Tetapi di sisi pertahanan, di mana mereka membuat langkah terbesar mereka, mereka memiliki salah satu penampilan terbaik musim ini dalam hal tekel (terbaik kelima, 20), pembersihan (terbaik keempat, 25), tembakan diblok (terbaik ketiga, terbaik, 6). Yang penting bukan hanya statistiknya, tetapi juga bukan karena berada di bawah tekanan terus-menerus dari lawan yang lebih baik. Beberapa penampilan statistik terbaik Leicester datang melawan Manchester City dalam kekalahan 1-0 pada bulan September. Tapi itu adalah pertandingan di mana City memiliki 25 tembakan berbanding enam Leicester, memberi The Foxes banyak peluang untuk menambah statistik mereka.

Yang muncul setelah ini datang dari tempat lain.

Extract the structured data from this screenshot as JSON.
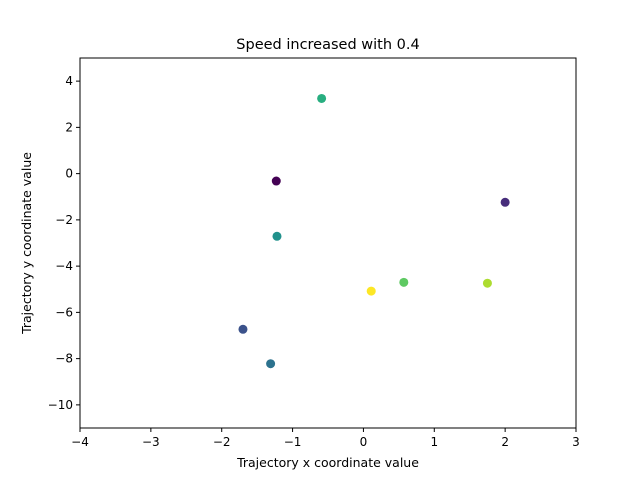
{
  "chart_data": {
    "type": "scatter",
    "title": "Speed increased with 0.4",
    "xlabel": "Trajectory x coordinate value",
    "ylabel": "Trajectory y coordinate value",
    "xlim": [
      -4,
      3
    ],
    "ylim": [
      -11,
      5
    ],
    "xticks": [
      -4,
      -3,
      -2,
      -1,
      0,
      1,
      2,
      3
    ],
    "xtick_labels": [
      "−4",
      "−3",
      "−2",
      "−1",
      "0",
      "1",
      "2",
      "3"
    ],
    "yticks": [
      4,
      2,
      0,
      -2,
      -4,
      -6,
      -8,
      -10
    ],
    "ytick_labels": [
      "4",
      "2",
      "0",
      "−2",
      "−4",
      "−6",
      "−8",
      "−10"
    ],
    "grid": false,
    "colormap": "viridis",
    "points": [
      {
        "x": -1.23,
        "y": -0.32,
        "color": "#440154"
      },
      {
        "x": 2.0,
        "y": -1.24,
        "color": "#472d7b"
      },
      {
        "x": -1.7,
        "y": -6.73,
        "color": "#3b528b"
      },
      {
        "x": -1.31,
        "y": -8.22,
        "color": "#2c728e"
      },
      {
        "x": -1.22,
        "y": -2.71,
        "color": "#21918c"
      },
      {
        "x": -0.59,
        "y": 3.25,
        "color": "#28ae80"
      },
      {
        "x": 0.57,
        "y": -4.7,
        "color": "#5ec962"
      },
      {
        "x": 1.75,
        "y": -4.74,
        "color": "#addc30"
      },
      {
        "x": 0.11,
        "y": -5.08,
        "color": "#fde725"
      }
    ]
  }
}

Tapi ini adalah pertandingan di mana sementara Newcastle memenangkan pertempuran kepemilikan, mereka hanya mengalahkan Leicester 12-8 (dan meskipun hanya mengambil delapan tembakan, Leicester menghasilkan total xG yang kuat), jadi angka-angka tersebut tampaknya menunjukkan bahwa Leicester lebih efisien daripada normal di sisi pertahanan, ketika menghadapi jumlah peluang yang lebih realistis daripada melawan tim seperti City dan Liverpool. Dan penampilan efisien itu datang setelah Jonny Evans keluar karena cedera beberapa menit, dengan Boubakary Soumare masuk dengan baik. Newcastle mungkin tidak memiliki banyak penampilan bagus, tetapi kemampuan Leicester untuk bereaksi dan menutup serangan adalah alasan utama mengapa.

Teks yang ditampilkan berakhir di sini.